Réalisation et réception des travaux

Une fois le chantier ouvert, l'architecte prend la direction générale des travaux pour le compte du maitre d'ouvrage :

  • il inspecte périodiquement le chantier et contrôle, par corps d’Etat, la bonne réalisation des travaux
  • il informe du déroulement des opérations
  • il vérifie les situations établies par les entreprises et lproposet au maitre d'ouvrage, au vu de l’avancement des travaux, de verser les acomptes prévus au contrat signé avec elles.

Réception des travaux et clôture des comptes

L'architecte assiste le maitre d'ouvrage lors de la réception des travaux

  • Quand les travaux sont terminés, chaque entreprise demande de procéder à la réception de ses ouvrages. La réception des ouvrages constitue un acte d’une très grande importance, c’est en effet le point de départ de leurs responsabilités et des garanties.
  • L'architecte est présent et assume son rôle de maître d’oeuvre qui consiste à alerter sur les éventuels défauts, malfaçons ou vices de construction apparents.

 

  • La réception des ouvrages doit être constatée dans un procès-verbal signé par le maitre d'ouvrage et par les entreprises. La réception des travaux constitue l’acte par lequel le maître d'ouvrage reconnait que les travaux ont été exécutés conformément aux marchés d’entreprise, que leur mise en oeuvre est conforme aux règles de l’art et à leur destination.
    • si l’ouvrage est déclaré en parfait état, la réception est prononcée sans réserve
    • si des défauts ou imperfections sont décelés (vices apparents), soit la réception est refusée, soit acceptée en prononçant des réserves : les réserves seront précisées à l'entreprise responsable par lettre recommandée avec demande d’avis de réception ; dans un cas comme dans l’autre, celle-ci doit, dans le cadre de l’exécution de ses obligations, faire les réparations dans les délais fixés avec l'architecte dans le contrat d'entreprise. Si au-delà de ce délai, les travaux n’ont pas été réalisés, ils peuvent être exécutés par une autre entreprise aux « frais et risques » de l’entreprise défaillante ; le coût lui sera imputé au moment du règlement définitif de son mémoire.

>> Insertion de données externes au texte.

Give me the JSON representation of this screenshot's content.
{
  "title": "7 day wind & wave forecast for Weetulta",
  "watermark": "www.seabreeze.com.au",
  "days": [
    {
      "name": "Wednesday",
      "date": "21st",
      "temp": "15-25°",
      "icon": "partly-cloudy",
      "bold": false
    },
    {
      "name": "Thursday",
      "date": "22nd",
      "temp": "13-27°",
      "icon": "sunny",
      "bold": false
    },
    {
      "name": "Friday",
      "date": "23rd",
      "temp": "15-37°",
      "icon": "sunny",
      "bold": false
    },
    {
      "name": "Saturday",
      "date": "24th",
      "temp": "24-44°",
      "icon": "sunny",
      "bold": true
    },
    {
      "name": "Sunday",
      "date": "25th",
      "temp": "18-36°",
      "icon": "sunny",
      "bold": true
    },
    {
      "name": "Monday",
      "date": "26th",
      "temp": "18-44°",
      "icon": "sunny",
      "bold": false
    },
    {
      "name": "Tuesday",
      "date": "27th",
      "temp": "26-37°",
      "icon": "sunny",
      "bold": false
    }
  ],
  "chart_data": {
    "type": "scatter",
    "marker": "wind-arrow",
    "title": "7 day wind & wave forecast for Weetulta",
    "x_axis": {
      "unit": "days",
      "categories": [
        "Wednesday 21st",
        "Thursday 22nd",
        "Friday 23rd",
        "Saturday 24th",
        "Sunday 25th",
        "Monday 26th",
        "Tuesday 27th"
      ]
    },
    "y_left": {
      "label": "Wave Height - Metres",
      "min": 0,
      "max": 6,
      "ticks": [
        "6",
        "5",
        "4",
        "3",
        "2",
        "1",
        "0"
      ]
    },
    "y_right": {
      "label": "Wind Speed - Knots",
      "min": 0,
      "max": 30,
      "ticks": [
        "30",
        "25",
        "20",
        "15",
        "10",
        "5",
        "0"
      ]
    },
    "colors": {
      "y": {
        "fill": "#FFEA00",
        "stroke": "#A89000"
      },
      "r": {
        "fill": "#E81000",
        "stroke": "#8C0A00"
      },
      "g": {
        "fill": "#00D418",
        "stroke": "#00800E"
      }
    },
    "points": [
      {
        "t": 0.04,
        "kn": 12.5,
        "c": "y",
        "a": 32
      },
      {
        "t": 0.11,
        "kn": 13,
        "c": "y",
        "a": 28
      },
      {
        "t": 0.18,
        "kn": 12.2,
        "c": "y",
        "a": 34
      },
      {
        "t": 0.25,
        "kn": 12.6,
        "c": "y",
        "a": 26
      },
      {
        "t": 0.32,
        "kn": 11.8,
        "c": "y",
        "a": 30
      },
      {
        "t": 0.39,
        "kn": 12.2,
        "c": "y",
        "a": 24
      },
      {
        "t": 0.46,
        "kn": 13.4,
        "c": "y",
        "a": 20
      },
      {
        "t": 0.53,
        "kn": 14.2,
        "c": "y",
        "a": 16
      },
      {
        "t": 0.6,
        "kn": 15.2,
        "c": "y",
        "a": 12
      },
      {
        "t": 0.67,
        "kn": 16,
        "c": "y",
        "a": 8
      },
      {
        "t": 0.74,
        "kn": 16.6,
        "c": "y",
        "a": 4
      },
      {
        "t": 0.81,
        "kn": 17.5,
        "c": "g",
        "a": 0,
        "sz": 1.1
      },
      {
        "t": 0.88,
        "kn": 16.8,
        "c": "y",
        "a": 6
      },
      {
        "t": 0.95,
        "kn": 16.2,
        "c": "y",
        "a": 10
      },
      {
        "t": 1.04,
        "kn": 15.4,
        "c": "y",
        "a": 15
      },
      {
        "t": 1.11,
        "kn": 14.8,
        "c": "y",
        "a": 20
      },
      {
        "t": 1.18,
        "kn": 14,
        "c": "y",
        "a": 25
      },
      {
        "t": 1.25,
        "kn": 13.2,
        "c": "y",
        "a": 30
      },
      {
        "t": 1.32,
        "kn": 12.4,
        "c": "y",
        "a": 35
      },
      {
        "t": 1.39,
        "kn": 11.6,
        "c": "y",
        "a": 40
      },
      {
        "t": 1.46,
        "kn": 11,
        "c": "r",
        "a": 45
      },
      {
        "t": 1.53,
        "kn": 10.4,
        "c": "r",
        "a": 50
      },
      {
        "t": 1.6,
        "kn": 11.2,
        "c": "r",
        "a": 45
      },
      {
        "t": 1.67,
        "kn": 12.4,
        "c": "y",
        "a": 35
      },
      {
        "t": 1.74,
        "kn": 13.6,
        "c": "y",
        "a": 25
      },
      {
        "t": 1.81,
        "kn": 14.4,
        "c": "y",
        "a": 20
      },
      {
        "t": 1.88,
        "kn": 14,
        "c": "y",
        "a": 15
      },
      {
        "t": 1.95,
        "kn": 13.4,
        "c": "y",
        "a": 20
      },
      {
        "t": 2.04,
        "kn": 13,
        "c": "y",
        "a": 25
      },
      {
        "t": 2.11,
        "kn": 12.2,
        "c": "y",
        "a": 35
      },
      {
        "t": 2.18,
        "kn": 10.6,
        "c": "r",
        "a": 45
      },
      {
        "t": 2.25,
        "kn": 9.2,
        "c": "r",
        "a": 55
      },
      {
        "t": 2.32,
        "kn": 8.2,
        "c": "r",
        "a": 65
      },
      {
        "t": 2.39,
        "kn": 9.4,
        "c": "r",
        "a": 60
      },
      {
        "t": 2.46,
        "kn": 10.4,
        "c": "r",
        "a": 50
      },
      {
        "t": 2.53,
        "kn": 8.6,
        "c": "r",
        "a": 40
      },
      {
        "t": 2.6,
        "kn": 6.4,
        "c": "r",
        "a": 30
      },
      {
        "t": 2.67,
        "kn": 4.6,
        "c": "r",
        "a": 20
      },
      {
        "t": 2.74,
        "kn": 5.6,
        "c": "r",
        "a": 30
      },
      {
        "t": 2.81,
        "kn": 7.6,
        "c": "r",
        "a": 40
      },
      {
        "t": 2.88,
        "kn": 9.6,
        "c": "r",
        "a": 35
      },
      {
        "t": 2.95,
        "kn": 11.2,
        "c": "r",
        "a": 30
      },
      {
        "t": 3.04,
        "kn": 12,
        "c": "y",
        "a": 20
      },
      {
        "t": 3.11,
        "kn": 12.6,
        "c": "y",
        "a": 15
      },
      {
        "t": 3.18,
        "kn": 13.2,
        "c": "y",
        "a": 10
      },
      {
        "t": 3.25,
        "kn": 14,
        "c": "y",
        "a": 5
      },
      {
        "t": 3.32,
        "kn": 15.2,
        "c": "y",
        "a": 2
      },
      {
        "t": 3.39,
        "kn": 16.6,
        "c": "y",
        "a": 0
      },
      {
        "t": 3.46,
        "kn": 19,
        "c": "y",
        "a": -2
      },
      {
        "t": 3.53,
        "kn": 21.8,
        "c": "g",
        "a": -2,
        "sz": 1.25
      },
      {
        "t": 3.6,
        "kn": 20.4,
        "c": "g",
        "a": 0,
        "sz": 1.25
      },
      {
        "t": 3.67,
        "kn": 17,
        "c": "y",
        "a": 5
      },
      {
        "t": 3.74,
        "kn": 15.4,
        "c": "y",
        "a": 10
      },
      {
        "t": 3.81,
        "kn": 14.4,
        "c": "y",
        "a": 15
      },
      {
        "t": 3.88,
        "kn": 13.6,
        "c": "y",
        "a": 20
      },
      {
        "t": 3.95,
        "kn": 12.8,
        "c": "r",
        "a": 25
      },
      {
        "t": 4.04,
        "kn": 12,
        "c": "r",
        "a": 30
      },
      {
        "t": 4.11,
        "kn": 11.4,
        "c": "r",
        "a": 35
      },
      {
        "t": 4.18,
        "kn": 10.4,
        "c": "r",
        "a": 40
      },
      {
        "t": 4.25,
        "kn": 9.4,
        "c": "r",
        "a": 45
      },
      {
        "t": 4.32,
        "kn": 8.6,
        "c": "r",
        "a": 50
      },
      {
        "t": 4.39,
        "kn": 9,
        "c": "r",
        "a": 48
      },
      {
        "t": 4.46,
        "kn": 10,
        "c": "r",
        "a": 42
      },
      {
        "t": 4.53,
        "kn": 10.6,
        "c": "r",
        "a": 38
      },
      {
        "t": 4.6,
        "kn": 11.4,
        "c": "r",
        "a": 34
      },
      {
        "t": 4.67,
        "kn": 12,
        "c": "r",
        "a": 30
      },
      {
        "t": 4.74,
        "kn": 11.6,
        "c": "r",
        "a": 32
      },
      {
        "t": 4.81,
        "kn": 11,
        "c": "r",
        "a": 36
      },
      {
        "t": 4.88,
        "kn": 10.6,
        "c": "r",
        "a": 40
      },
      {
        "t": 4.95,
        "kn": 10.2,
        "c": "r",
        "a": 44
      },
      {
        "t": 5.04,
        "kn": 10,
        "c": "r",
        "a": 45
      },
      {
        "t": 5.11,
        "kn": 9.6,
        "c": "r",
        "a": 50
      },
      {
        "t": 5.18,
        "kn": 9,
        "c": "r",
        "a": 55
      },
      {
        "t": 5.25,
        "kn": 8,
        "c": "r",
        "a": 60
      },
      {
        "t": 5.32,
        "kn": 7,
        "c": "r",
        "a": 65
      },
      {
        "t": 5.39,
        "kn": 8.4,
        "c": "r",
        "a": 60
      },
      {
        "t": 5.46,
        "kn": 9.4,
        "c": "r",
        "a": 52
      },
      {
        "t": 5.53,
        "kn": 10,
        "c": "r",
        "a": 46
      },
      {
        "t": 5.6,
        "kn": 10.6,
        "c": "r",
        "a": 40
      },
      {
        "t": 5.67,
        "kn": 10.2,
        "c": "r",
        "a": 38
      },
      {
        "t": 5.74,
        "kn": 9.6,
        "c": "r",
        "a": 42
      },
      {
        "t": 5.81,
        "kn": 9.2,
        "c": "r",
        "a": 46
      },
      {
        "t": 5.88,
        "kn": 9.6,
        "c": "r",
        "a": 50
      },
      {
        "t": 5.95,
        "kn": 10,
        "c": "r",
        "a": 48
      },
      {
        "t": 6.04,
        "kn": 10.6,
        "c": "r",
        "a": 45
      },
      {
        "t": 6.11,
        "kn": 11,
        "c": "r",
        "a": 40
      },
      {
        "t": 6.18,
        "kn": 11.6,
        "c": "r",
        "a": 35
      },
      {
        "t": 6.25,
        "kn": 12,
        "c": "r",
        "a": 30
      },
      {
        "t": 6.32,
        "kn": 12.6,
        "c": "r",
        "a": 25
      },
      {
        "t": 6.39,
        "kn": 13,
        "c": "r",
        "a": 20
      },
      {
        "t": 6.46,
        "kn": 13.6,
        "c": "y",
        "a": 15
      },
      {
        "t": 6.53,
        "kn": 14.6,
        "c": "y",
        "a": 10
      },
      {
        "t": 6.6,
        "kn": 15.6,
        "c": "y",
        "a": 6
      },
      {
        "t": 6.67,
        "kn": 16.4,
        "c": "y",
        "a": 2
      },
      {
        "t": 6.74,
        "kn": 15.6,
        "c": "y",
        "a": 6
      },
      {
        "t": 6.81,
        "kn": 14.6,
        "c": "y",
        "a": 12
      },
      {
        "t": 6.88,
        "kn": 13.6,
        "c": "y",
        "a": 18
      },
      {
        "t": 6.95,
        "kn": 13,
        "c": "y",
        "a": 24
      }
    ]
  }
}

      Attention : cette possibilité n'est offerte que si il en est fait état dans le contrat d'entreprise

  • Après la réception, l'architecte vérifie les mémoires de chaque entreprise intervenue sur le chantier et les arrête pour solde. Le coût total des travaux doit correspondre au montant qui a été précisé dans les marchés d’entreprise. L’architecte opère les déductions prévues au contrat:
    • abattements ou pénalités de retard, le cas échéant ;
    • 5 % de retenue de garantie : que la réception ait été faite avec ou sans réserve, les 5 % consignés ne seront versés à l'entrepreneur qu’un an après la date de réception ; excepté bien sûr si l’entrepreneur n’a pas exécuté ses obligations : il faut alors lui notifier une opposition motivée par lettre recommandée avec demande d’avis de réception.

    L’architecte opère les revalorisations éventuelles prévues au contrat :

    • pour les travaux supplémentaires commandés
    • pour tenir compte, le cas échéant, de l’évolution de l’indice pris comme référence dans le contrat.
  • Le certificat de conformité
  • 30 jours maximum après la fin des travaux, la déclaration d’achèvement des travaux signée par l’entreprise générale ou les entreprises qui ont travaillé sur le chantier et par l'architecte est adressée au maire de la commune,. Dans les trois mois qui suivent, on délivre un certificat de conformité qui précise que les travaux ont été réalisés conformément au permis de construire.